Dünya Kupasını Fransa kazandı
Dünya Kupası'nda şampiyonluk maçını Fransa kazandı. Fransa-Hırvatistan maçı Moskova'da oynandı. Maçı Arjantin Futbol Federasyonundan Nestor Pitana yönetti. Yardımcılıklarını aynı ülkeden Hernan Maidana ve Juan Belatti yaptı. Fransa ikinci defa kupayı kazandı. Fransa gerçekten oyuna hakimdi. Fransa'nın oyuncularının büyük bir kısmının göçmen olduğunu görüyoruz. Kendi yerli oyuncularının sayısı son derece azdır. Göçmen oyuncuların psikososyal konumları ders alınacak niteliktedir. Fransa sömürgeci ve hayalleri olan bir cihan devleti. Hala dünyanın değişik yörelerinde Fransa'nın sömürgesi olan ülkeler vardır. Bu ülkelerin yurttaşları anadillerini unutmuşlar, kimliklerini yitirmişler, başka bir kimliğe büründürmüşlerdir. Bu ülkelerin göçmen çocukları Fransa'nın işçisi olarak gururla görev yapıyorlar. Bu sömürgeci çirkin Fransa takımının oyuncuları oyuna egemen olamıyorlar; hücum güçleri onların yüksek değildir. Sağlam ve garantici bir oyun yapıları var, en önemlisi durumsal farkındalıkları çok yüksektir. Oyuncular ve teknik ekip ne yaptıklarını biliyorlar.
Bütün bunlara rağmen sömürgeci Fransa neden şampiyon olabildi?
Bir kere teknik direktöre ve oyuncularına sonsuz güveniyorlar.

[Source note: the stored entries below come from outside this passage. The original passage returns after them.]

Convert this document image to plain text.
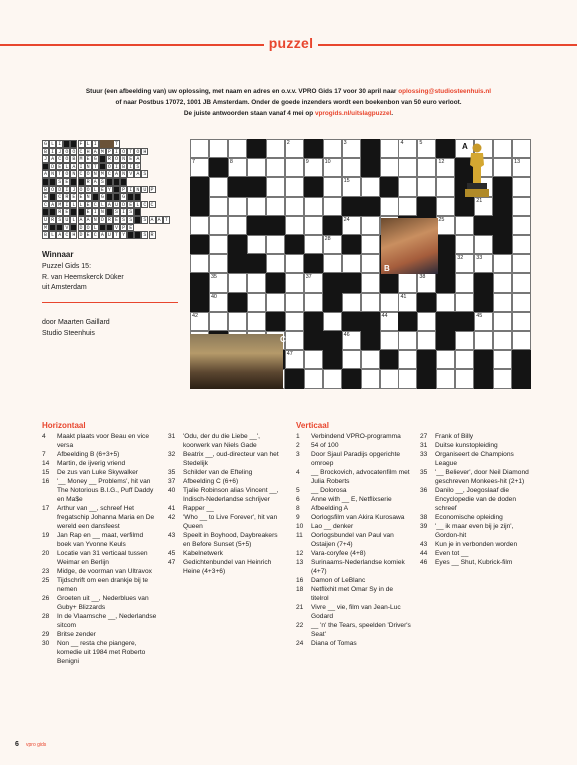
puzzel
Stuur (een afbeelding van) uw oplossing, met naam en adres en o.v.v. VPRO Gids 17 voor 30 april naar oplossing@studiosteenhuis.nl
of naar Postbus 17072, 1001 JB Amsterdam. Onder de goede inzenders wordt een boekenbon van 50 euro verloot.
De juiste antwoorden staan vanaf 4 mei op vprogids.nl/uitslagpuzzel.
G L I	F L I	T
B I J O O C H A M P I O T O H
J A C O B M E G	R O N E A
D E L A I N T	O I B I S
A N T O N C O N M C A N V A S
S E	R A S
B O D I J O O L E Y	P I N U P
E	C R E E N	G	G
C A M I L L E C L A U D E L C C
R E	E I N	S I S
U R S U L A A N D R E S S	S A A T
M	V	D O L	V P E
B L A C H D E C A U T Y	S R
Winnaar
Puzzel Gids 15:
R. van Heemskerck Düker
uit Amsterdam
door Maarten Gaillard
Studio Steenhuis
2	3	4	5
7	8	9	10	12	13
15
21
24	25
28
32 33
35	37	38
40	41
42	44	45
46
47
A
B
C
Horizontaal
4	Maakt plaats voor Beau en vice versa
7	Afbeelding B (6+3+5)
14	Martin, de ijverig vriend
15	De zus van Luke Skywalker
16	'__ Money __ Problems', hit van The Notorious B.I.G., Puff Daddy en Ma$e
17	Arthur van __, schreef Het fregatschip Johanna Maria en De wereld een dansfeest
19	Jan Rap en __ maat, verfilmd boek van Yvonne Keuls
20	Locatie van 31 verticaal tussen Weimar en Berlijn
23	Midge, de voorman van Ultravox
25	Tijdschrift om een drankje bij te nemen
26	Groeten uit __, Nederblues van Guby+ Blizzards
28	In de Vlaamsche __, Nederlandse sitcom
29	Britse zender
30	Non __ resta che piangere, komedie uit 1984 met Roberto Benigni
31	'Odu, der du die Liebe __', koorwerk van Niels Gade
32	Beatrix __, oud-directeur van het Stedelijk
35	Schilder van de Efteling
37	Afbeelding C (6+6)
40	Tjalie Robinson alias Vincent __, Indisch-Nederlandse schrijver
41	Rapper __
42	'Who __ to Live Forever', hit van Queen
43	Speelt in Boyhood, Daybreakers en Before Sunset (5+5)
45	Kabelnetwerk
47	Gedichtenbundel van Heinrich Heine (4+3+6)
Verticaal
1	Verbindend VPRO-programma
2	54 of 100
3	Door Sjaul Paradijs opgerichte omroep
4	__ Brockovich, advocatenfilm met Julia Roberts
5	__ Dolorosa
6	Anne with __ E, Netflixserie
8	Afbeelding A
9	Oorlogsfilm van Akira Kurosawa
10	Lao __ denker
11	Oorlogsbundel van Paul van Ostaijen (7+4)
12	Vara-coryfee (4+8)
13	Surinaams-Nederlandse komiek (4+7)
16	Damon of LeBlanc
18	Netflixhit met Omar Sy in de titelrol
21	Vivre __ vie, film van Jean-Luc Godard
22	__ 'n' the Tears, speelden 'Driver's Seat'
24	Diana of Tomas
27	Frank of Billy
31	Duitse kunstopleiding
33	Organiseert de Champions League
35	'__ Believer', door Neil Diamond geschreven Monkees-hit (2+1)
36	Danilo __, Joegoslaaf die Encyclopedie van de doden schreef
38	Economische opleiding
39	'__ ik maar even bij je zijn', Gordon-hit
43	Kun je in verbonden worden
44	Even tot __
46	Eyes __ Shut, Kubrick-film
6 vpro gids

Hayal kırıklığı yaşamalarına rağmen (2016-Avrupa Şampiyonasında) teknik direktöre inanıp güvendiler, yollarına devam edip mutlu sona ulaştılar. Fransa Teknik Direktörü şöyle diyor; "Bu gün belki olağanüstü maç çıkarmadık ama mental olarak sağlam durduk. 2016 yılında yitirdiğimiz final maçı canımı çok acıtmıştı. Ancak, o final bu güne odaklanmamızı sağladı. Yaşasın Cumhuriyet." Sömürgeci devlet belleğini iyi kullanıyor, unutmuyor.
Osmanlı'dan beraber olduğumuz kültür komşumuz Hırvatistan Dünya Şampiyonası'nın gözdesi idi, fazlası ile övgüyü hak etti. Hırvatistan Fransızlar karşısında deneyimsizliğinin ve heyecanının kurbanı oldu. Perisic ve Mandzukic iyi futbol oynadılar ve çok da hata yaptılar. Dostumuz Hırvatistan'ın tekniği mükemmeldi, deneyimli oyuncuları vardı. Maça gol yiyerek başlasalar bile, oyunu kendi lehlerine çevirecek ayakları mevcuttu. Ancak 120 dakikalık maçlar onları yormuştu. Hatalar ve deneyimsizlik onları kupadan etti. Kaybetmesine rağmen Hırvatistan Şampiyonanın yıldız takımı olarak sivrildi. Modric gibi bir futbolcuyu selamlamak gerekiyor. Hırvatistan takımının azmini, sabrını, hayallerini takdir etmeliyiz. Alınacak dersler var. Şöyle bir baktığımızda Türk Milli Takımı Rusya'daki ekiplerden aşağı değil. Kendimize haksızlık etmeyeyim.
Sonuç: "Fatih Terim sayesinde Futbol zevkimiz ve anlayışımız sınırlarımızın ötesine geçti."